Face à l'urgence climatique, l'UE durci en 2020 ses objectifs de réduction de CO2. La Commission européenne doit proposer mercredi de nouvelles réglementations pour parvenir à la neutralité carbone, visée en 2050. Selon plusieurs sources, elle envisagerait la suppression complète des émissions automobiles à partir de 2035.
Pendant plus d'un siècle, le continent européen, berceau de marques prestigieuses, a dominé l'innovation automobile. Au coeur de son savoir-faire figurent des moteurs thermiques considérés comme les plus performants au monde. Mais la voiture, premier mode de déplacement des Européens, est brocardée pour ses émissions de gaz à effet de serre.
Immense contrainte
Les véhicules électriques à batteries étant les seuls à satisfaire cette exigence, ils deviendront de facto les seuls autorisés sur le marché du neuf.
L'Europe a imposé dès 2020 un plafond moyen de 95 grammes de CO2 par kilomètre aux constructeurs automobiles, qui devait être encore abaissé de 37,5% en 2030. Finalement, la réduction pourrait atteindre 60% en 2030, puis 100% en 2035.
Ces données, toujours en discussion, représenteraient une immense contrainte pour une industrie, qui devra compter aussi d'ici à 2027 sur le durcissement des normes de pollution imposées aux moteurs thermiques.
Dans un marché globalement en recul à cause de la pandémie de coronavirus, les voitures électriques progressent fortement. Elles ont représenté près de 8% des immatriculations en Europe de l'Ouest sur les cinq premiers mois de l'année, soit 356'000 véhicules, «plus que sur l'ensemble de l'année 2019», selon l'analyste allemand Matthias Schmidt.
Les nouvelles réglementations favoriseront encore plus ces véhicules et pousseront à l'abandon des hybrides et hybrides rechargeables, qui associent moteur à essence et batterie. De quoi inquiéter la filière qui emploie 14,6 millions de salariés dans l'UE et qui mise encore beaucoup sur cette «technologie de transition».
Volkswagen et Tesla déjà prêts
Si Bruxelles instaure des mesures d'accompagnement notamment pour développer les bornes de recharge, «nous sommes ouverts à des réductions de CO2 supplémentaires en 2030», a affirmé récemment Oliver Zipse, président de l'association européenne des constructeurs (ACEA).
Le lobby, qui s'est longtemps battu pour ralentir la transition, est profondément divisé. La majorité de ses membres souligne qu'une électrification trop rapide augmenterait le prix des véhicules, détruirait des emplois et favoriserait la concurrence chinoise, en avance sur les batteries.
Mais le leader européen Volkswagen, qui représente une vente sur quatre en Europe, a rejoint l'américain Tesla dans la promotion du 100% électrique, après avoir fait scandale en 2015 en avouant le trucage de ses moteurs diesel.

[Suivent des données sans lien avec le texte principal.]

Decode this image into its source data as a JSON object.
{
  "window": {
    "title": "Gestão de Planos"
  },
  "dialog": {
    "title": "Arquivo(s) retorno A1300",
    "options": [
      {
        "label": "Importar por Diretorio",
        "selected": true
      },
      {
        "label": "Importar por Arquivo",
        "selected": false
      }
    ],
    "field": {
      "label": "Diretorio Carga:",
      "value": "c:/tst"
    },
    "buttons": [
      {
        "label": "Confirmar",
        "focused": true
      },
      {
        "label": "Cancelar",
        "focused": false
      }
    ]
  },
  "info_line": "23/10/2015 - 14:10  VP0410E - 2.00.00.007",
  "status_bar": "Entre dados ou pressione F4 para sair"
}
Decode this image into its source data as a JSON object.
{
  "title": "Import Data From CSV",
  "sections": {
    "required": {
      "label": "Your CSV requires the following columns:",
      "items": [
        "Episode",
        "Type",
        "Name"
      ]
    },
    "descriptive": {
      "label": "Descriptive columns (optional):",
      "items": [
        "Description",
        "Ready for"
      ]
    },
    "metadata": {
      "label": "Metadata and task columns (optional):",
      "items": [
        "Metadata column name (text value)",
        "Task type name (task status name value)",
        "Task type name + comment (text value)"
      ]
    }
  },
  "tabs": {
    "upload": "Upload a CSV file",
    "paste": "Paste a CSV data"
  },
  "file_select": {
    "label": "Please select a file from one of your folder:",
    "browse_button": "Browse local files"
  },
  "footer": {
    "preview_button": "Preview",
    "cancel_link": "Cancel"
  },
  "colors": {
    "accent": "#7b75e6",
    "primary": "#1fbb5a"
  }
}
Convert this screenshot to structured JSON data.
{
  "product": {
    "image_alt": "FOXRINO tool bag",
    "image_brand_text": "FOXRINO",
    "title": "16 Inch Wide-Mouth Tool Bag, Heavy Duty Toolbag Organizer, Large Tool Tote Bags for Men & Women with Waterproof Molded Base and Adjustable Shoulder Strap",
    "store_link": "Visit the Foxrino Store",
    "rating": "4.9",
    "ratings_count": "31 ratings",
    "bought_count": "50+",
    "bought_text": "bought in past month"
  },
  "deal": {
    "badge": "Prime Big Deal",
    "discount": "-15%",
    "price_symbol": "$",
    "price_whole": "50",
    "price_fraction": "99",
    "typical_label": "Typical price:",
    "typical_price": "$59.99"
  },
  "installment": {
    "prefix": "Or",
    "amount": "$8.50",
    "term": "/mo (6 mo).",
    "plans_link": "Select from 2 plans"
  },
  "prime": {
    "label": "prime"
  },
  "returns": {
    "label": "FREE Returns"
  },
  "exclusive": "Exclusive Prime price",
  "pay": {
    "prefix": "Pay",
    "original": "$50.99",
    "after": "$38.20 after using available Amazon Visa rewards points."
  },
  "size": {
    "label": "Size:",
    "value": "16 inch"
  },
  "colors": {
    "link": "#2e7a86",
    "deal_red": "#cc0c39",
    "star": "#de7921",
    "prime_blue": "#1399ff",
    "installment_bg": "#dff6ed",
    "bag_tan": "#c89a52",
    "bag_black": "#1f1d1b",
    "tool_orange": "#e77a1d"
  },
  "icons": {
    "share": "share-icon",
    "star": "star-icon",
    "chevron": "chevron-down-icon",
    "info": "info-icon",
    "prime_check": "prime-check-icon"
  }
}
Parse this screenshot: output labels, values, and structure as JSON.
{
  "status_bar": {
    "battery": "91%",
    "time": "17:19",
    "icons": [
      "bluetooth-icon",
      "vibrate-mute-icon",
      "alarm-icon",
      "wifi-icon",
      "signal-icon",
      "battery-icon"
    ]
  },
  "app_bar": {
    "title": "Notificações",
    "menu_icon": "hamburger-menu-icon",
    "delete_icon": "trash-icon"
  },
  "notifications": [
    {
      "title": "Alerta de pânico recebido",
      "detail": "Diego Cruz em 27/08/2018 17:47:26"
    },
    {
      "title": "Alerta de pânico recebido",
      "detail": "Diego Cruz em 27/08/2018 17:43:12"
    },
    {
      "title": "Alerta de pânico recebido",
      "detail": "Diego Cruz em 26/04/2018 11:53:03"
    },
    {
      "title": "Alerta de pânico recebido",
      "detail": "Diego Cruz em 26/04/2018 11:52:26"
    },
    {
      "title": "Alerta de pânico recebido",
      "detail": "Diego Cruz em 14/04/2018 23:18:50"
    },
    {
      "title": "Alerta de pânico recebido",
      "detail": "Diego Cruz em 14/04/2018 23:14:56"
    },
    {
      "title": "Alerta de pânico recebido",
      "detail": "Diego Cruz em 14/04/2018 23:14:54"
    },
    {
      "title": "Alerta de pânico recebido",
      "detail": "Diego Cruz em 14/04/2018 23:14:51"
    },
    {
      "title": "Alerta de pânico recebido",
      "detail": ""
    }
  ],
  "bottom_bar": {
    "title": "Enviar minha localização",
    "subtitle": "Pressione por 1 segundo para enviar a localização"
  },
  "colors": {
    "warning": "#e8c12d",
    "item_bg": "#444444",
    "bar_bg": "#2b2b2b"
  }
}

«Il y a un énorme conflit au sein de l'ACEA. A cause du Dieselgate, Volkswagen a été poussé vers l'électrique pour améliorer son image. Le groupe a consenti d'énormes investissements et, maintenant, il a les produits pour respecter la future législation», explique Matthias Schmidt. «Volkswagen est en parfaite position pour gagner des parts de marché et envoyer certains concurrents dans le mur».
2035, un bon compromis
En juin, la marque a annoncé qu'elle cesserait de vendre des moteurs à combustion en Europe entre 2033 et 2035. «Une voiture reste en général quinze ans sur la route. Si l'on veut avoir un transport complètement décarboné en 2050, il faut que la dernière voiture thermique soit vendue en 2035 au plus tard», estime Diane Strauss, responsable de l'ONG Transport and Environment pour la France.
Dans un classement publié en juin, l'ONG a épinglé Daimler (Mercedes), BMW, Stellantis (PSA, Fiat) et Toyota, dont elle juge les projets «peu ambitieux», car faisant la part belle aux hybrides rechargeables jugés polluants. Renault et Hyundai sont bien classés, bien que derrière Volkswagen et Volvo.
La fin des moteurs thermiques en «2035, c'est le bon compromis entre 2030, qui est trop tôt sur le plan industriel et social, et 2040, qui est trop tard sur le plan climatique», estime Pascal Canfin, président de la commission Environnement au Parlement européen.
Il plaide cependant pour la création d'un fonds de «quelques milliards d'euros» afin d'accompagner les centaines de PME des filières menacées par la mutation technologique.